Water is among the most vital and limited natural resources.
To aid in regional and national conservation efforts, NC State has reduced its water use by 50 percent since 2001. With droughts and water shortages becoming more commonplace in the United States, NC State will continue to increase its efficiency while also making advances to improve the quality of stormwater on campus.
NC State has a state-mandated goal to reduce water consumption by 50 percent from 2001 to 2015. Multi-faceted efforts include installing aerators and other water volume-reducing devices to plumbing fixtures, using smart irrigation systems that reduced water use by 40 percent, and implementing trayless dining halls that have saved 51,000 gallons of water per week since 2008.
When possible, NC State uses water harvesting to meet non-potable water demands. Cisterns at Jordan and Biltmore Halls, Talley Student Union, Wolf Ridge Apartments and Yarbrough Utility Plant collect rainwater, which is used for campus irrigation, power washing and cooling utility plants. Condensate from HVAC systems is also collected and reused. A special water recovery system at Cates Utility Plant saves millions of gallons a year, and a new pipeline on Centennial Campus will supply reuse water (high quality water that has not been treated to safety levels for drinking) for cooling towers at Centennial Campus Utility Plant and for toilet flushing at James B. Hunt Jr. Library.
Like many municipalities, NC State incorporates best management practices to address stormwater quality and quantity on campus. The goal of this effort is to reduce pollutants — such as heavy metals, sediment, nutrients, oil and toxic substances — from entering local waterways.

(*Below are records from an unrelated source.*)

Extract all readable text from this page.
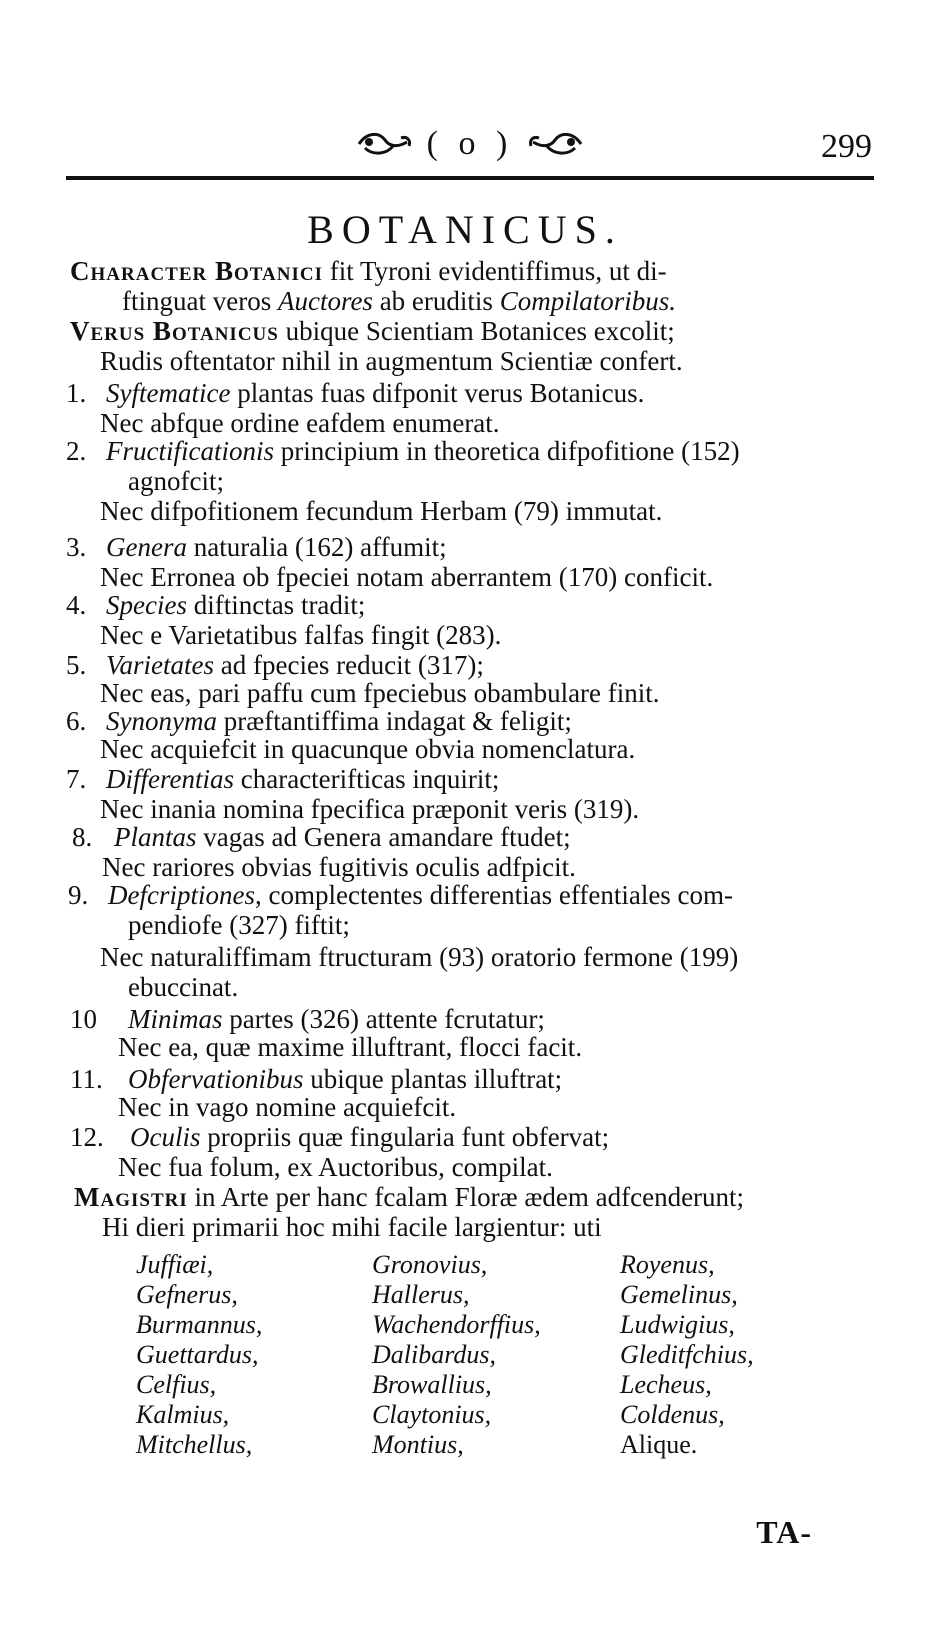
( o )	299
BOTANICUS.
Character Botanici fit Tyroni evidentiffimus, ut di-
ftinguat veros Auctores ab eruditis Compilatoribus.
Verus Botanicus ubique Scientiam Botanices excolit;
Rudis oftentator nihil in augmentum Scientiæ confert.
1. Syftematice plantas fuas difponit verus Botanicus.
Nec abfque ordine eafdem enumerat.
2. Fructificationis principium in theoretica difpofitione (152)
agnofcit;
Nec difpofitionem fecundum Herbam (79) immutat.
3. Genera naturalia (162) affumit;
Nec Erronea ob fpeciei notam aberrantem (170) conficit.
4. Species diftinctas tradit;
Nec e Varietatibus falfas fingit (283).
5. Varietates ad fpecies reducit (317);
Nec eas, pari paffu cum fpeciebus obambulare finit.
6. Synonyma præftantiffima indagat & feligit;
Nec acquiefcit in quacunque obvia nomenclatura.
7. Differentias characterifticas inquirit;
Nec inania nomina fpecifica præponit veris (319).
8. Plantas vagas ad Genera amandare ftudet;
Nec rariores obvias fugitivis oculis adfpicit.
9. Defcriptiones, complectentes differentias effentiales com-
pendiofe (327) fiftit;
Nec naturaliffimam ftructuram (93) oratorio fermone (199)
ebuccinat.
10 Minimas partes (326) attente fcrutatur;
Nec ea, quæ maxime illuftrant, flocci facit.
11. Obfervationibus ubique plantas illuftrat;
Nec in vago nomine acquiefcit.
12. Oculis propriis quæ fingularia funt obfervat;
Nec fua folum, ex Auctoribus, compilat.
Magistri in Arte per hanc fcalam Floræ ædem adfcenderunt;
Hi dieri primarii hoc mihi facile largientur: uti
Juffiæi,	Gronovius,	Royenus,
Gefnerus,	Hallerus,	Gemelinus,
Burmannus,	Wachendorffius,	Ludwigius,
Guettardus,	Dalibardus,	Gleditfchius,
Celfius,	Browallius,	Lecheus,
Kalmius,	Claytonius,	Coldenus,
Mitchellus,	Montius,	Alique.
TA-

NC State has many ongoing research studies related to water. The Annual Water Resources, Coastal and Environmental Engineering Research Symposium features many of the research projects conducted by students in Water Resources, Coastal and Environmental Engineering. There’s also active research in Stormwater Engineering and the Water Resources Research Institute at NC State supports statewide outreach and research related to water resources.
What You Can Do
Shorten Your Shower
Nearly 1 in every 5 gallons of water used indoors in the United States goes down the shower drain. So if you didn’t think that 25-minute shower you take matters, think again. Set a timer to see how long you really do stay in the shower (it’s longer than you think). A 10-minute shower is about 25 gallons of water. Every minute you shorten it, you save 2.5 gallons.
Turn off the Tap
Did you know that most people use 70 gallons of water a day? In the bathroom, turn off the tap while shaving or brushing teeth. And if you wash dishes by hand, slow the flow while you’re scrubbing. By turning off the tap while you’re not actually using water, you’ll reduce your daily water use.
Fix it Fast
Small leaks can add up to gallons of water lost per day. Common types of leaks include leaking toilet flappers and dripping faucets. Find a leak on campus? Report it. A leaky showerhead that drips once every 6 seconds will waste 500+ gallons of water per year. You could run your dishwasher 60 times with that.